There is, however, a reverse and possibly life-enhancing side to the asteroid story, one that is becoming more clear and intriguing as we learn more about them where they live. Asteroids not only contain a lot of water — some of it possibly delivered long ago to a dry Earth — but they contain some pretty complex organic molecules, the building blocks of life.
The latest chapter in the asteroid saga is being written about Ceres, the largest asteroid in the solar system and recently declared to also be a dwarf planet (like Pluto.)

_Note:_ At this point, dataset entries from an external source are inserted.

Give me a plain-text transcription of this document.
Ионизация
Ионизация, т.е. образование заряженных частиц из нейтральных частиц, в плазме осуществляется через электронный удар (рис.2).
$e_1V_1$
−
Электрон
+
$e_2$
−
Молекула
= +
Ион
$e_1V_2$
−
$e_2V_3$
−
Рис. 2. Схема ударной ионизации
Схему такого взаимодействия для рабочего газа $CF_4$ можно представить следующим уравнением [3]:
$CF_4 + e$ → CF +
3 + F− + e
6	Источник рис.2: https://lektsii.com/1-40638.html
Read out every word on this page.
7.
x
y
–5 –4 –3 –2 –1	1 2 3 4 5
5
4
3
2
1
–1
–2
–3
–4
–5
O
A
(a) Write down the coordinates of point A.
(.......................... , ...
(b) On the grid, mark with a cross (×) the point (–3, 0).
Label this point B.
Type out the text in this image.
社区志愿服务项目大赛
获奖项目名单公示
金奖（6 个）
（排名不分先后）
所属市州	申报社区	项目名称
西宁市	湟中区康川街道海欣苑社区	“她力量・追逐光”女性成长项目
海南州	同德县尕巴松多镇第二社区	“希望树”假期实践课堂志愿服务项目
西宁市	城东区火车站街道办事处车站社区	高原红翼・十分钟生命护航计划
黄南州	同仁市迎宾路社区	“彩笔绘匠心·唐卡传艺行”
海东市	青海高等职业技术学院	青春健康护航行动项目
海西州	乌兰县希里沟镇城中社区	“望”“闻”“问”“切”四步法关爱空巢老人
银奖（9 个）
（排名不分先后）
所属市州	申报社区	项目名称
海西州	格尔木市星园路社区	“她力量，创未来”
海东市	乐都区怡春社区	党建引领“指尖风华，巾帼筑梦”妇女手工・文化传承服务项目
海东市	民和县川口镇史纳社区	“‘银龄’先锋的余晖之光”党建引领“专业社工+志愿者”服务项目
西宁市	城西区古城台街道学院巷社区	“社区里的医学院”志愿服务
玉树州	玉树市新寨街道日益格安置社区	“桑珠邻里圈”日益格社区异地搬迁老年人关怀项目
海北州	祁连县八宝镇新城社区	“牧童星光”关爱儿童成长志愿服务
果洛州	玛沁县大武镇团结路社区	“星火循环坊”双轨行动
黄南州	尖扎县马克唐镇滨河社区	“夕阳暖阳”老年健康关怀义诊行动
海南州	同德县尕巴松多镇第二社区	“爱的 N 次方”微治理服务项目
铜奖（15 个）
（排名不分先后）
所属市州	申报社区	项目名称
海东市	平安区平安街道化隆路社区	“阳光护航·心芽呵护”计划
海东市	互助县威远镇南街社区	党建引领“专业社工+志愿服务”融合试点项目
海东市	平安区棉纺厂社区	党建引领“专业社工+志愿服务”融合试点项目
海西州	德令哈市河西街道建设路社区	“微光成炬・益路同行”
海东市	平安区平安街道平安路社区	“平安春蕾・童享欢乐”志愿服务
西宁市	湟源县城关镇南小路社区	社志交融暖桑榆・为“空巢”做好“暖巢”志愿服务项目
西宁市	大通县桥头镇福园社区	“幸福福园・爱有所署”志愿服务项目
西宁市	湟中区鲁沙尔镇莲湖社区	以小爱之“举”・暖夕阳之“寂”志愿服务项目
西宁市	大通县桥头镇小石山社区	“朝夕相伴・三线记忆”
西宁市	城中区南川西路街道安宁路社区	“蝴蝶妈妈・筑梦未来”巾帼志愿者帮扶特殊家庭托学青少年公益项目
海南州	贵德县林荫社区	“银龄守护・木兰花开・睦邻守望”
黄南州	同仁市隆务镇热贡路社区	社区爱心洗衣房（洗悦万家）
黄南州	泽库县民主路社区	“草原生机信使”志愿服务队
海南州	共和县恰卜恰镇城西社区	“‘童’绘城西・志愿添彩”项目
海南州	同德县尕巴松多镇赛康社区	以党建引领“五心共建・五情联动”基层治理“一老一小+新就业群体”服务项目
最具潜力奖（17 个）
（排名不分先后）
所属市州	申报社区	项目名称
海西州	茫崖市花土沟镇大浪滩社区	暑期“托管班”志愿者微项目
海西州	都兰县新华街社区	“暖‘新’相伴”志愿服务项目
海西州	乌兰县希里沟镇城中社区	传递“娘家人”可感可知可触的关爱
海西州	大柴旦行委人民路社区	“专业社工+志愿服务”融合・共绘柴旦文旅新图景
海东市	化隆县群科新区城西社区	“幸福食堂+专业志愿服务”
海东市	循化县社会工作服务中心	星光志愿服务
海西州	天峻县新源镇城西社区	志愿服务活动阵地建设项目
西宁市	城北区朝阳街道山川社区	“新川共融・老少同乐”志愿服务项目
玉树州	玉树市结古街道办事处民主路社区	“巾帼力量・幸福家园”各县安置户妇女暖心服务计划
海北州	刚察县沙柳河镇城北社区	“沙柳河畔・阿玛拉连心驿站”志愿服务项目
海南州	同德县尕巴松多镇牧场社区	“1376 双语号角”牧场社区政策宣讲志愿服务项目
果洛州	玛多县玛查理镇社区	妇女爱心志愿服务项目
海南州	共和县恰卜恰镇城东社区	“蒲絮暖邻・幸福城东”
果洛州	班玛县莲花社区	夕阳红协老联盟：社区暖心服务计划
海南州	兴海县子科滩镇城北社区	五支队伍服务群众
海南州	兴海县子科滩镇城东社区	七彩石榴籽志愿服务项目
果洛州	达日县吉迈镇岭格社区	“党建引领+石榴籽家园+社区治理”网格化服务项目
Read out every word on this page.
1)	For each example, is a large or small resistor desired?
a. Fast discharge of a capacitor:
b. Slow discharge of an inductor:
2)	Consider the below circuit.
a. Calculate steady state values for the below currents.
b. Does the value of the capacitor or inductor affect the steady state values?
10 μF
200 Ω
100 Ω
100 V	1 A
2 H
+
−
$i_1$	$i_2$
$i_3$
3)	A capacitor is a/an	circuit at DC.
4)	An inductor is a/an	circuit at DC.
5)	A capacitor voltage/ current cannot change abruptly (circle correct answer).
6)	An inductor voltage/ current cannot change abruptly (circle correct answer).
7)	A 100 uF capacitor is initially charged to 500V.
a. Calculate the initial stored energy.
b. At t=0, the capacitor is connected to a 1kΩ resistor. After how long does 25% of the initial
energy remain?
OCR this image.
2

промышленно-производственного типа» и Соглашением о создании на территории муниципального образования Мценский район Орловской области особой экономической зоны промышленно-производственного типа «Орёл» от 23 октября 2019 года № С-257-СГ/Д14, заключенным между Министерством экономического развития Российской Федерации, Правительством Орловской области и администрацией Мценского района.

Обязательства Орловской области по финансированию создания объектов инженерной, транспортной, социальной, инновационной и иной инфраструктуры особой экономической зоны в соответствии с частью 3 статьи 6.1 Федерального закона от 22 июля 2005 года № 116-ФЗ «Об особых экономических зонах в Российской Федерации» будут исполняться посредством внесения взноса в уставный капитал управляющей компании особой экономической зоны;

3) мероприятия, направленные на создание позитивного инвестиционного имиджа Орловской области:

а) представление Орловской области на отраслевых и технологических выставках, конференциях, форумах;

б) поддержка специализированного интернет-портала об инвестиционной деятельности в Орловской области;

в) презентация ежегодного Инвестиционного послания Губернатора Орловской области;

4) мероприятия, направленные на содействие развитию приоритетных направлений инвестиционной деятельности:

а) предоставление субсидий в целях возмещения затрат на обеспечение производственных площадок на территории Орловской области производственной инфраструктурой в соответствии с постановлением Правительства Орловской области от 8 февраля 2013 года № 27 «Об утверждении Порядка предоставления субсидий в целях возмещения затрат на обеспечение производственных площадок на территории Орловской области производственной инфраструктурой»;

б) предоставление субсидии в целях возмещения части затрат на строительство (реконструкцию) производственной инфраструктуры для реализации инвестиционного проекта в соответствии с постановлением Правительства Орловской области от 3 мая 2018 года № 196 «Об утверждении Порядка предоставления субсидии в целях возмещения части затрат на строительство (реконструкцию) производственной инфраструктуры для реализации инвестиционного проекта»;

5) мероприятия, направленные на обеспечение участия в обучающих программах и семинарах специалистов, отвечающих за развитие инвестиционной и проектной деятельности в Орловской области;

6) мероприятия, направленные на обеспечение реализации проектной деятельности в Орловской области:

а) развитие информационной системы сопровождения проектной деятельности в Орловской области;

Using data from NASA’s Dawn spacecraft, a team led by the National Institute for Astrophysics in Rome and the University of California, Los Angeles identified a variety of complex organic compounds, amino acids and nucleobases — the kind that are the building blocks of life. The mission has also detected signs of a possible subsurface ocean as well as cryovolcanos, which spit out ice, water, methane and other gases instead of molten rock.
“This discovery of a locally high concentration of organics is intriguing, with broad implications for the astrobiology community,” said Simone Marchi, a senior research scientist at Southwest Research Institute and one of the authors of the paper in Science. “Ceres has evidence of ammonia-bearing hydrated minerals, water ice, carbonates, salts, and now organic materials.”
He said that the organic-rich areas include carbonates and ammonia-based minerals, which are Ceres’ primary constituents. Their presence along with the organics makes it unlikely that the organics arrived via another asteroid.